虚弱生産士は今日も死ぬ ―小さな望みは世界を救いました―
ラグナロク その15
アインヒルドや戦乙女たちは、『生者』である俺を殺すために狙われている。
俺と暫定的な契約をしている彼女を退場させることで、俺をも退場させられるからだ。
そのため、神族すらも戦乙女である彼女たちを狙っていた。
……事前情報だと、あまり集中して狙われることは無かったらしいんだけどな。
「英霊たちがカバーに入ったか。けど、さすがにあの神は不味いな」
左目に映る光景を観ながら、そんなことを呟いている。
現れた神族の中でも、その片腕の神はかなり厄介だと認識していた。
……ちなみに右目に映るのは、体が勝手に動いて参加者たちを暗殺していく光景だ。
行動の再現を従来の技術と『プログレス』の両方でやっているので、サクサク殺せる。
《軍神テュール。一説によると、法と豊穣と平和を司る天空神であったとされます》
「だからかもな。

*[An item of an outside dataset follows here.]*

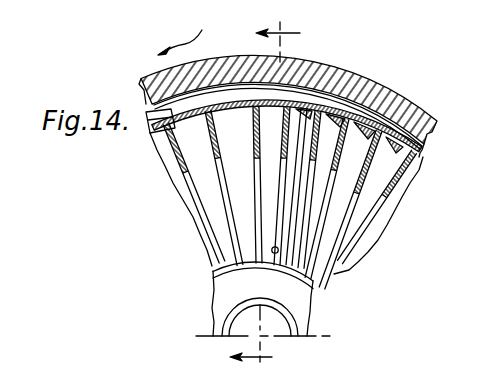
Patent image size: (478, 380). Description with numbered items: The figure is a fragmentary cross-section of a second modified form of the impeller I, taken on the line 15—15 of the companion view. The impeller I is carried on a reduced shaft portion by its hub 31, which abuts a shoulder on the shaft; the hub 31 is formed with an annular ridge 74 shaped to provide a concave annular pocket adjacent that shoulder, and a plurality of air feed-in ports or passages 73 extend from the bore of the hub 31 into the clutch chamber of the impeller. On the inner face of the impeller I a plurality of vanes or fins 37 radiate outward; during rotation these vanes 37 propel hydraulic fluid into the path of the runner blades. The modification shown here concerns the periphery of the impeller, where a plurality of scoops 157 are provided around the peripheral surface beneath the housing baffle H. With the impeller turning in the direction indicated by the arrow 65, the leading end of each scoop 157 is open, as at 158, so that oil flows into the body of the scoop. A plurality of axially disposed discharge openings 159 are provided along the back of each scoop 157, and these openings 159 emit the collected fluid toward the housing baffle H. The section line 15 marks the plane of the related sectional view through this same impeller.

そもそもその名前自体、たしか『神』って意味の言葉なんだから」
彼は周囲の参加者たちを、その手で掴む剣と肩に取り付けた盾で蹂躙する。
味方であるアース神族を除き、次々と生命反応が掻き消えていく。
戦乙女たちからも、少しずつ被害が出始めている。
元のスペックが違う上に、何度もラグナロクをやっている経験があるからだな。
ポーションを渡していたものの、いずれそれも尽きて退場者が出てしまうだろう。
それを解決するために、戦乙女たちを庇う者たちが現れる──英霊たちだ。
彼らは手に武器を持ち、『プログレス』を発現させてテュールへ挑む。
強い戦闘への渇望によって、彼らは移植したその日に発現に成功していた。
《おそらくは英霊として、存在を証明するモノが発現しているのでしょう。それまでの能力に比べ、彼らを体現するモノが多いです》
「なるほど、生前という限りがあるからか。お陰で『プログレス』もそこを再現するという形で分かりやすく仕上げられるのか」
《はい。お陰で搦手という形で、一時的にではありますがテュールを相手に時間稼ぎが行えています》
「……普通に粘るには、まだ一手足りないというわけか」
真なる力を使えないテュールであっても、隻腕であっても強い者は強い。
剣と盾を巧みに使っては、並み居る英霊たちをことごとく倒している。
多少『プログレス』の特異性が働いていても、未だに優勢なのはテュールだ。
そうなると、やはりカギを握るのは……。
《間もなく、戦況が動きます。ポーションも尽きるうえ、逃げた先にも他の神族が待ち受けておりますので》
「前門の虎後門の狼ってヤツか。相手も本気だってことか……」
彼女が力を振るうために、必要な条件は満たしたのだろう──素直にさえなれば、勝てると思うぞ。